The newly-formed Russian Hockey Hall of Fame used Monday’s off day in the Olympic hockey tournament to unveil the first 146 inductees, including four with ties to the Red Wings’ organization.
Although the museum is more than a year from being completed in Moscow, the hall’s committee used the Sochi Olympics to create interest in the inaugural class that features former Red Wings center Igor Larionov and defensemen Viacheslav Fetisov, Sergei Bautin and Dmitri Mironov.
All but Bautin were members of Stanley Cup-winning Wings’ teams.
Fetisov and Larionov are among six Russians who have gained membership into the exclusive Triple Gold Club, which recognizes those who have won an Olympic gold medal, a World Championship gold medal, and the Stanley Cup. The former Wings known as “Papa Bear” and “The Professor” are the only Russians in both the Triple Gold Club and the Hockey Hall of Fame.
Famously known for their part in making up the Russian Five that led the Red Wings to back to back Stanley Cup championships in 1997 and ’98, Fetisov and Larionov drew some of the loudest ovations during the Winter Festival’s Alumni Showdown at Detroit’s Comerica Park in December.
Larionov was part of three Cup wins for the Wings, combining to produce 12 goals and 36 points with a plus-18 rating in the ’97, ’98, and ’02 playoffs.
Bautin and Mironov had been international careers than they did in North America.
In 1994, the Winnipeg Jets traded Bautin and goalie Bob Essensa to the Red Wings for goalie Tim Cheveldae and forward Dallas Drake.

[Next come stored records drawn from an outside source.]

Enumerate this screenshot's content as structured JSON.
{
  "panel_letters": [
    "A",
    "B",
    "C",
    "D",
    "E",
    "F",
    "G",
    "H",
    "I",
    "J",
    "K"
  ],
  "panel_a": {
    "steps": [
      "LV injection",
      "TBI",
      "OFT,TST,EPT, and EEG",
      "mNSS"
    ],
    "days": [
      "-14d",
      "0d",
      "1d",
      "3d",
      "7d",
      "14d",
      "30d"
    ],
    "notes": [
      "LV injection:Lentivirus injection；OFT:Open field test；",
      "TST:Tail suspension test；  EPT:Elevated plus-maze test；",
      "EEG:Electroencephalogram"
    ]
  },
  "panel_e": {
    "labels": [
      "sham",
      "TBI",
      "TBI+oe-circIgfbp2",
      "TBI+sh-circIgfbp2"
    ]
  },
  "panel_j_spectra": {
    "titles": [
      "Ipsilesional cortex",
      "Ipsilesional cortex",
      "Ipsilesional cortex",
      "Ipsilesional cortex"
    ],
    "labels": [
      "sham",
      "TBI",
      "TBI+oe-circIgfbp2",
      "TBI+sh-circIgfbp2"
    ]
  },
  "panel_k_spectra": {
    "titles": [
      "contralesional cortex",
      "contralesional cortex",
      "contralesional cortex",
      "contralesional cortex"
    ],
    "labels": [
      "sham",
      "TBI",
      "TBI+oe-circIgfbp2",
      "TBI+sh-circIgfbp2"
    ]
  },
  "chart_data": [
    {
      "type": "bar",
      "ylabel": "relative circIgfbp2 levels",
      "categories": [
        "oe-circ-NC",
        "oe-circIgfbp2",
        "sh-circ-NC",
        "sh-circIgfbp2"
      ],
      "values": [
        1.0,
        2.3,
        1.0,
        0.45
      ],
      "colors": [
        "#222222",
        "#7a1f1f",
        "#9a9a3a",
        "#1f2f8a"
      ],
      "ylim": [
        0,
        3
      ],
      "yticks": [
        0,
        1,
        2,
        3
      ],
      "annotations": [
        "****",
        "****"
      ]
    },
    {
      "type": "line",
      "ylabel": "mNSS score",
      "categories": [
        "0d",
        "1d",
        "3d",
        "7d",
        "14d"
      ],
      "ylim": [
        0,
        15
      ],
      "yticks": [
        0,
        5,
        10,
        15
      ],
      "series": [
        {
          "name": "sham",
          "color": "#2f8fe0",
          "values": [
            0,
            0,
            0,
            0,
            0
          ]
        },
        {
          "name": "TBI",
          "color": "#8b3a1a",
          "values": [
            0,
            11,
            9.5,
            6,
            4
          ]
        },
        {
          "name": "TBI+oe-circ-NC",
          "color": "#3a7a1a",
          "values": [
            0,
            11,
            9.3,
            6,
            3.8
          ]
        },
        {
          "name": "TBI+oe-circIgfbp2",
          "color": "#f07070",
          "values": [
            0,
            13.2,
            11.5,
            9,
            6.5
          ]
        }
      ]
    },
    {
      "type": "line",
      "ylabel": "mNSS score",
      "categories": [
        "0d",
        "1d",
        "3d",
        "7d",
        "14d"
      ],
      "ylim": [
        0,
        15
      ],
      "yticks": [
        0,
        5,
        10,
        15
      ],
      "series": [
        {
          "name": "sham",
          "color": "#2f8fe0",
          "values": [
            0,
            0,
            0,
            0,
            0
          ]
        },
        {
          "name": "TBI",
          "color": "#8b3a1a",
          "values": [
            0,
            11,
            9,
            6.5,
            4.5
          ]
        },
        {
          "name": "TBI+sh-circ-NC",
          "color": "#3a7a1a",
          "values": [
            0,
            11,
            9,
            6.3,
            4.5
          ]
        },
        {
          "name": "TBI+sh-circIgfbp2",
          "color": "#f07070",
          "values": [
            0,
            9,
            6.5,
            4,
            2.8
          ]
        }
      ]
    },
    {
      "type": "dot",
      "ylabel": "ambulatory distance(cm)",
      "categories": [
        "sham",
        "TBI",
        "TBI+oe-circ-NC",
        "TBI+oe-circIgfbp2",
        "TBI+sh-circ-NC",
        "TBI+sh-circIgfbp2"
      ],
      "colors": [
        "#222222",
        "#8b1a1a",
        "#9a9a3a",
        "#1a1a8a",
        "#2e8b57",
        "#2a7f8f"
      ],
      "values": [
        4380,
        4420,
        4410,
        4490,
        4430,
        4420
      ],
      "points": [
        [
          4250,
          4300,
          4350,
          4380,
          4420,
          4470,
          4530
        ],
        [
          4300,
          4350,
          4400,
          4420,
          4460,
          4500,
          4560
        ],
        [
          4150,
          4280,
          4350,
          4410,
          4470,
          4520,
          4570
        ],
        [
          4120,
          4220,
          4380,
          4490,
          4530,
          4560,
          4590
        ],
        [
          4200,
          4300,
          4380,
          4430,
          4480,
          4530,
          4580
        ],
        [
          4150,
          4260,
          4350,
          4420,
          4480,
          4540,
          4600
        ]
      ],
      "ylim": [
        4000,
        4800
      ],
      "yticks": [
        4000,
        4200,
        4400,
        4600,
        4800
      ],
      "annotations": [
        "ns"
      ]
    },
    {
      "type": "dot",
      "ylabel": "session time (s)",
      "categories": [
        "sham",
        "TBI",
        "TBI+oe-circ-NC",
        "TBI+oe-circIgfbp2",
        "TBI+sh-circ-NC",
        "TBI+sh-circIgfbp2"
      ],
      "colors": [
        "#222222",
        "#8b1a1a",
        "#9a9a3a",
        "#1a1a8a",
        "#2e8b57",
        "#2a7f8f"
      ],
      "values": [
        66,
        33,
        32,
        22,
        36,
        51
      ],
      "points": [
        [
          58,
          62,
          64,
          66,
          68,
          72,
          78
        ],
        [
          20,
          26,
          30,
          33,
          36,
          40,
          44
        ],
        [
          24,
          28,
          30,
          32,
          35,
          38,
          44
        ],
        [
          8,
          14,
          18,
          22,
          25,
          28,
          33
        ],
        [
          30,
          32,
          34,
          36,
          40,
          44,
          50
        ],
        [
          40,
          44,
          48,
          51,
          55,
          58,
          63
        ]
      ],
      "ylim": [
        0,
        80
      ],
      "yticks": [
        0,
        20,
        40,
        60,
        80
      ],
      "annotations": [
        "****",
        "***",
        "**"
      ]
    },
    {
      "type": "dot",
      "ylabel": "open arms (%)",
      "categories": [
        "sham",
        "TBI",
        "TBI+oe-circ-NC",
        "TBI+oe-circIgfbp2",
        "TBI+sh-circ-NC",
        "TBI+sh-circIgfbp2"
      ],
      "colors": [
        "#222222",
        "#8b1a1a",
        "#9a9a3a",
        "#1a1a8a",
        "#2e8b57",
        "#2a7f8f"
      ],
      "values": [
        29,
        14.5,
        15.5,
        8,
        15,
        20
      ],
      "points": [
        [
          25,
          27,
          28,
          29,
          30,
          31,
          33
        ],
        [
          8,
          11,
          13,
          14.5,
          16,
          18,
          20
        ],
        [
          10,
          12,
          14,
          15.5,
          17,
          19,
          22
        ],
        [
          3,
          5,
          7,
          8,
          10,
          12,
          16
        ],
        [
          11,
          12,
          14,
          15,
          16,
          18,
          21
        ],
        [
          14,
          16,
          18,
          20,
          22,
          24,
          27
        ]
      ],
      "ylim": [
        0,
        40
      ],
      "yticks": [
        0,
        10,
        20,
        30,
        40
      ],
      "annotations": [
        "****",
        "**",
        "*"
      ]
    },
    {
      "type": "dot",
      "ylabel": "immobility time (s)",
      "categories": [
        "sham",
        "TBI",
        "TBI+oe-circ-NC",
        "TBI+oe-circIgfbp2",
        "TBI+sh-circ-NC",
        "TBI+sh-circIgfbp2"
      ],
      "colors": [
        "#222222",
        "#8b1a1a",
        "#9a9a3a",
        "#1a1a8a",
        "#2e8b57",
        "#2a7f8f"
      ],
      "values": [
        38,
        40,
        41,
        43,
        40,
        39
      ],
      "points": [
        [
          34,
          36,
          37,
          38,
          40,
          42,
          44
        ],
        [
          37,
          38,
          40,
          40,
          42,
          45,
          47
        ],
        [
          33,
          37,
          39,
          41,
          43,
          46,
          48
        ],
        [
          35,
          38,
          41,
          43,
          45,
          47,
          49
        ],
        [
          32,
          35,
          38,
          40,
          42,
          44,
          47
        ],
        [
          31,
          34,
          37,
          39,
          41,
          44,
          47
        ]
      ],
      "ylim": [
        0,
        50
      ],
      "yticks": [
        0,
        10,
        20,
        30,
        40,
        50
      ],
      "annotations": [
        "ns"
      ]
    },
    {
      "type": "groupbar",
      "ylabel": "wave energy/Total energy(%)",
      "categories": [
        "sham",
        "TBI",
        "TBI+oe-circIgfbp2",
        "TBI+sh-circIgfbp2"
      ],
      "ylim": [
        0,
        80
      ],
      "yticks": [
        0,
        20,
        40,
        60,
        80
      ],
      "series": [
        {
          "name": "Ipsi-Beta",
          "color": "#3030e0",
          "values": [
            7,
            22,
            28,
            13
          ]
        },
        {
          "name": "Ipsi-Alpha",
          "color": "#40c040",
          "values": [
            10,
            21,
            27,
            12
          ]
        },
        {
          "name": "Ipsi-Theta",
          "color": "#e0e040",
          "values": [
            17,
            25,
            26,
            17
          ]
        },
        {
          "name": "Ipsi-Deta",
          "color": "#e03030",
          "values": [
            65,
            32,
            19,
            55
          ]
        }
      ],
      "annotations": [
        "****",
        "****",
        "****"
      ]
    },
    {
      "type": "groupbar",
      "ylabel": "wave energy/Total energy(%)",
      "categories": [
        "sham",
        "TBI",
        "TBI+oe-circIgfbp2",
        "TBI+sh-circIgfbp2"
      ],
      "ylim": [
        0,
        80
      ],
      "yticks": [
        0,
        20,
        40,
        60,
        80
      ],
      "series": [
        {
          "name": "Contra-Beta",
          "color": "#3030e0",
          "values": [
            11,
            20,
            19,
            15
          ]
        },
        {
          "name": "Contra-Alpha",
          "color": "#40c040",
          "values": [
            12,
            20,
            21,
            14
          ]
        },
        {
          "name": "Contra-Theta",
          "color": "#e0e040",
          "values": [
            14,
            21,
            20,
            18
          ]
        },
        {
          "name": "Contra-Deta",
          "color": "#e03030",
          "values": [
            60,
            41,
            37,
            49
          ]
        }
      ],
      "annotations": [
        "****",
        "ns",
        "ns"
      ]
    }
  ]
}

Bautin spent most of his time in Detroit with the franchise’s minor-league affiliate in Adirondack.
Mironov wasn’t with the Wings’ organization for long. A trade deadline acquisition in 1998, he arrived in Detroit via a trade that sent defenseman Jamie Pushor to Anaheim. Mironov played in seven playoff games that spring as the Wings managed to complete a second straight successful Cup run.
There are a few obvious omissions to the first class of great Russian players, like the remaining members of the Wings’ Russian Five – Sergei Fedorov (three Stanley Cup titles), Vyacheslav Kozlov (two Stanley Cup titles) and Vladimir Konstantinov (one Stanley Cup title).
According to the International Ice Hockey Federation, the new museum will be part of a larger project covering more than 60 acres that will include an Ice Palace in Moscow with three ice sheets and a swimming center. The largest arena will have a capacity of 12,000 while the smaller venues will accommodate 3,000 and 500 fans.